4. Define Incident Response and Remediation

If you are representing an Enterprise level organization, you should not buy any random DLP tool. You should take time to research and implement a complete DLP strategy. What many organizations fail to do is to plan incident management. They won’t go through the strategy process well and purchase any of the tools and fail to define a DLP incident management plan.

Make sure you have an Incident Response Team in place.

5. Start Slow, plan well and go for it

Instead of implementing every single policy checkbox while implementing a tool, go through them all and go for small wins. Start with the prior ones and implement more security on the go.

6. Perform a Proof-of-Concept exercise

The goal of this step is to duplicate the functionality and test feature sets. Upon selecting a tool, ensure that it meets your compliance needs and study carefully the deficiencies in your Incident Management program.
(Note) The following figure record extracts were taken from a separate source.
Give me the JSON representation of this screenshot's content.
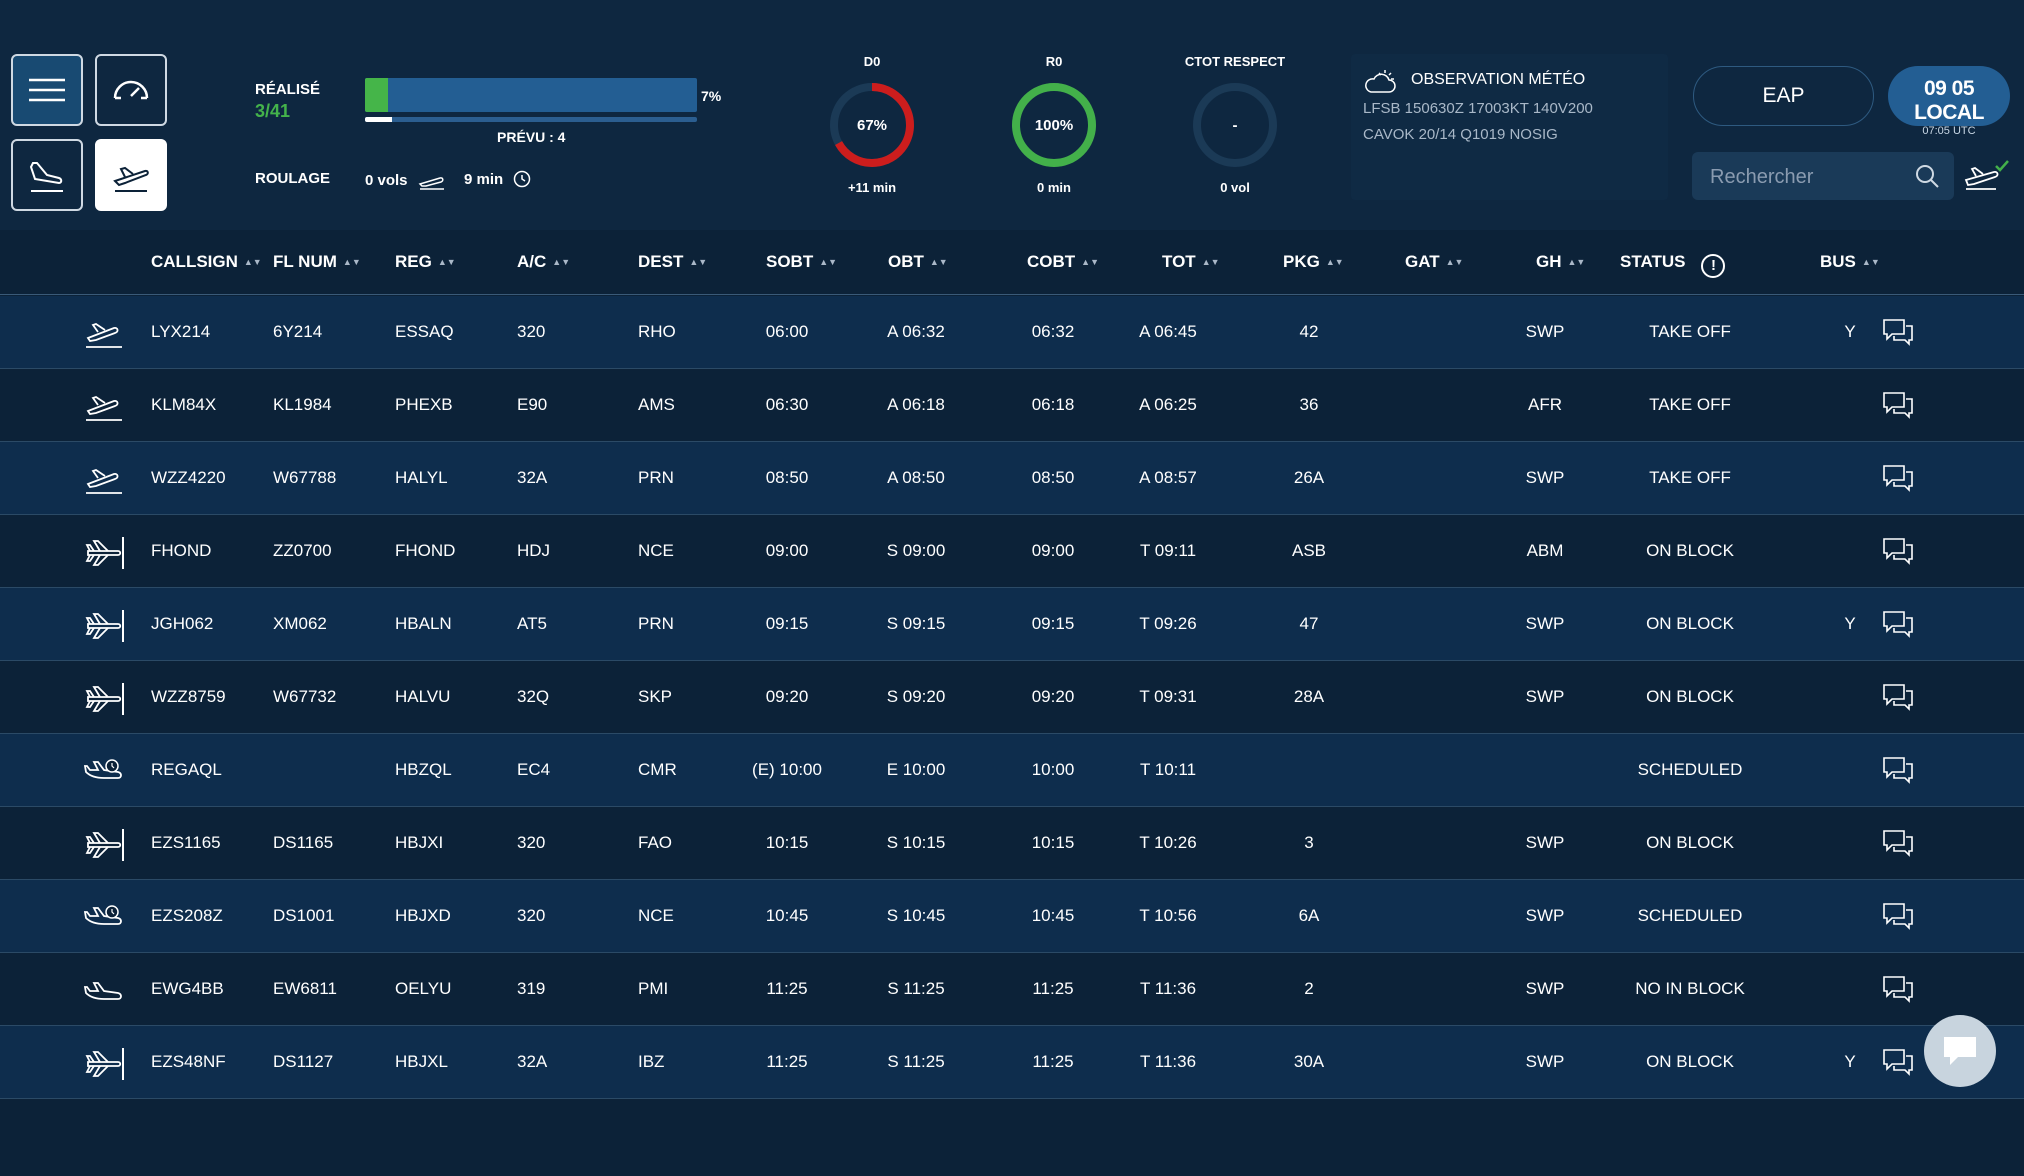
{
  "summary": {
    "realise_label": "RÉALISÉ",
    "realise_value": "3/41",
    "progress_pct_label": "7%",
    "progress_fraction": 0.07,
    "prevu_fraction": 0.08,
    "prevu_label": "PRÉVU : 4",
    "roulage_label": "ROULAGE",
    "roulage_vols": "0 vols",
    "roulage_min": "9 min"
  },
  "gauges": {
    "d0": {
      "title": "D0",
      "value": "67%",
      "fraction": 0.67,
      "sub": "+11 min",
      "color": "#cc1d1d"
    },
    "r0": {
      "title": "R0",
      "value": "100%",
      "fraction": 1.0,
      "sub": "0 min",
      "color": "#43b04a"
    },
    "ctot": {
      "title": "CTOT RESPECT",
      "value": "-",
      "fraction": 0,
      "sub": "0 vol",
      "color": "#1a3a58"
    }
  },
  "meteo": {
    "title": "OBSERVATION MÉTÉO",
    "line1": "LFSB 150630Z 17003KT 140V200",
    "line2": "CAVOK 20/14 Q1019 NOSIG"
  },
  "eap_label": "EAP",
  "clock": {
    "local": "09 05 LOCAL",
    "utc": "07:05 UTC"
  },
  "search": {
    "placeholder": "Rechercher"
  },
  "columns": [
    "CALLSIGN",
    "FL NUM",
    "REG",
    "A/C",
    "DEST",
    "SOBT",
    "OBT",
    "COBT",
    "TOT",
    "PKG",
    "GAT",
    "GH",
    "STATUS",
    "BUS"
  ],
  "rows": [
    {
      "type": "takeoff",
      "callsign": "LYX214",
      "flnum": "6Y214",
      "reg": "ESSAQ",
      "ac": "320",
      "dest": "RHO",
      "sobt": "06:00",
      "obt": "A 06:32",
      "cobt": "06:32",
      "tot": "A 06:45",
      "pkg": "42",
      "gat": "",
      "gh": "SWP",
      "status": "TAKE OFF",
      "bus": "Y"
    },
    {
      "type": "takeoff",
      "callsign": "KLM84X",
      "flnum": "KL1984",
      "reg": "PHEXB",
      "ac": "E90",
      "dest": "AMS",
      "sobt": "06:30",
      "obt": "A 06:18",
      "cobt": "06:18",
      "tot": "A 06:25",
      "pkg": "36",
      "gat": "",
      "gh": "AFR",
      "status": "TAKE OFF",
      "bus": ""
    },
    {
      "type": "takeoff",
      "callsign": "WZZ4220",
      "flnum": "W67788",
      "reg": "HALYL",
      "ac": "32A",
      "dest": "PRN",
      "sobt": "08:50",
      "obt": "A 08:50",
      "cobt": "08:50",
      "tot": "A 08:57",
      "pkg": "26A",
      "gat": "",
      "gh": "SWP",
      "status": "TAKE OFF",
      "bus": ""
    },
    {
      "type": "onblock",
      "callsign": "FHOND",
      "flnum": "ZZ0700",
      "reg": "FHOND",
      "ac": "HDJ",
      "dest": "NCE",
      "sobt": "09:00",
      "obt": "S 09:00",
      "cobt": "09:00",
      "tot": "T 09:11",
      "pkg": "ASB",
      "gat": "",
      "gh": "ABM",
      "status": "ON BLOCK",
      "bus": ""
    },
    {
      "type": "onblock",
      "callsign": "JGH062",
      "flnum": "XM062",
      "reg": "HBALN",
      "ac": "AT5",
      "dest": "PRN",
      "sobt": "09:15",
      "obt": "S 09:15",
      "cobt": "09:15",
      "tot": "T 09:26",
      "pkg": "47",
      "gat": "",
      "gh": "SWP",
      "status": "ON BLOCK",
      "bus": "Y"
    },
    {
      "type": "onblock",
      "callsign": "WZZ8759",
      "flnum": "W67732",
      "reg": "HALVU",
      "ac": "32Q",
      "dest": "SKP",
      "sobt": "09:20",
      "obt": "S 09:20",
      "cobt": "09:20",
      "tot": "T 09:31",
      "pkg": "28A",
      "gat": "",
      "gh": "SWP",
      "status": "ON BLOCK",
      "bus": ""
    },
    {
      "type": "scheduled",
      "callsign": "REGAQL",
      "flnum": "",
      "reg": "HBZQL",
      "ac": "EC4",
      "dest": "CMR",
      "sobt": "(E) 10:00",
      "obt": "E 10:00",
      "cobt": "10:00",
      "tot": "T 10:11",
      "pkg": "",
      "gat": "",
      "gh": "",
      "status": "SCHEDULED",
      "bus": ""
    },
    {
      "type": "onblock",
      "callsign": "EZS1165",
      "flnum": "DS1165",
      "reg": "HBJXI",
      "ac": "320",
      "dest": "FAO",
      "sobt": "10:15",
      "obt": "S 10:15",
      "cobt": "10:15",
      "tot": "T 10:26",
      "pkg": "3",
      "gat": "",
      "gh": "SWP",
      "status": "ON BLOCK",
      "bus": ""
    },
    {
      "type": "scheduled",
      "callsign": "EZS208Z",
      "flnum": "DS1001",
      "reg": "HBJXD",
      "ac": "320",
      "dest": "NCE",
      "sobt": "10:45",
      "obt": "S 10:45",
      "cobt": "10:45",
      "tot": "T 10:56",
      "pkg": "6A",
      "gat": "",
      "gh": "SWP",
      "status": "SCHEDULED",
      "bus": ""
    },
    {
      "type": "noinblock",
      "callsign": "EWG4BB",
      "flnum": "EW6811",
      "reg": "OELYU",
      "ac": "319",
      "dest": "PMI",
      "sobt": "11:25",
      "obt": "S 11:25",
      "cobt": "11:25",
      "tot": "T 11:36",
      "pkg": "2",
      "gat": "",
      "gh": "SWP",
      "status": "NO IN BLOCK",
      "bus": ""
    },
    {
      "type": "onblock",
      "callsign": "EZS48NF",
      "flnum": "DS1127",
      "reg": "HBJXL",
      "ac": "32A",
      "dest": "IBZ",
      "sobt": "11:25",
      "obt": "S 11:25",
      "cobt": "11:25",
      "tot": "T 11:36",
      "pkg": "30A",
      "gat": "",
      "gh": "SWP",
      "status": "ON BLOCK",
      "bus": "Y"
    }
  ]
}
7. Identify the DLP stakeholders

Many researchers say that not every organization having a DLP strategy is utilizing the program efficiently. Make sure you won’t be one such. Form an internal DLP team comprised of Senior Leaders, Managers, Legal Representatives., and skilled InfoSec professionals.

If you feel hard to go through any of the DLP strategy implementing steps, try partnering with a reputed and experienced Managed Service Provider with skilled InfoSec professionals.

8. Always be in touch with the Stakeholders

Ensure you keep the stakeholders updated about the program. Never let a communication gap takes place between the DLP team and the Stakeholders. Monthly or Quarterly meetings can keep your strategy in a loop that will add value to your entire program.


What you gain with a DLP solution

With a DLP solution, you get better visibility of the data in your organization. With the right DLP solution, you get to:

1. Monitor data in motion

2. Monitor data at rest

3. Monitor how the data is being used

4. Take actions such as Delete, Log, Archive, and Quarantine

We understand that not all organizations get much investment to get a paid tool for DLP. If you are one of them, we got some solutions for you too.

1. MyDLP –

It is one of the first free software projects for data loss prevention. The project was acquired by Comodo Group in 2014 and started marketing the Enterprise version once they removed the free version from the website.

The centralized management options and Google-like search engine makes the application very easy to use. A free trial of 30 days is available for MyDLP.

2. OpenDLP

It is an open-source Data Loss Prevention tool. It is a web-based application with Data management and tracking features. It is an always-free software. You can find the application source code here.

Make sure your capital investment is put to good use and it is made after a cost-benefit analysis, risk assessment, and Vendor analysis. Understand your business model in the first place to start defining a DLP strategy. A well-planned DLP strategy and Deployment makes a DLP program successful.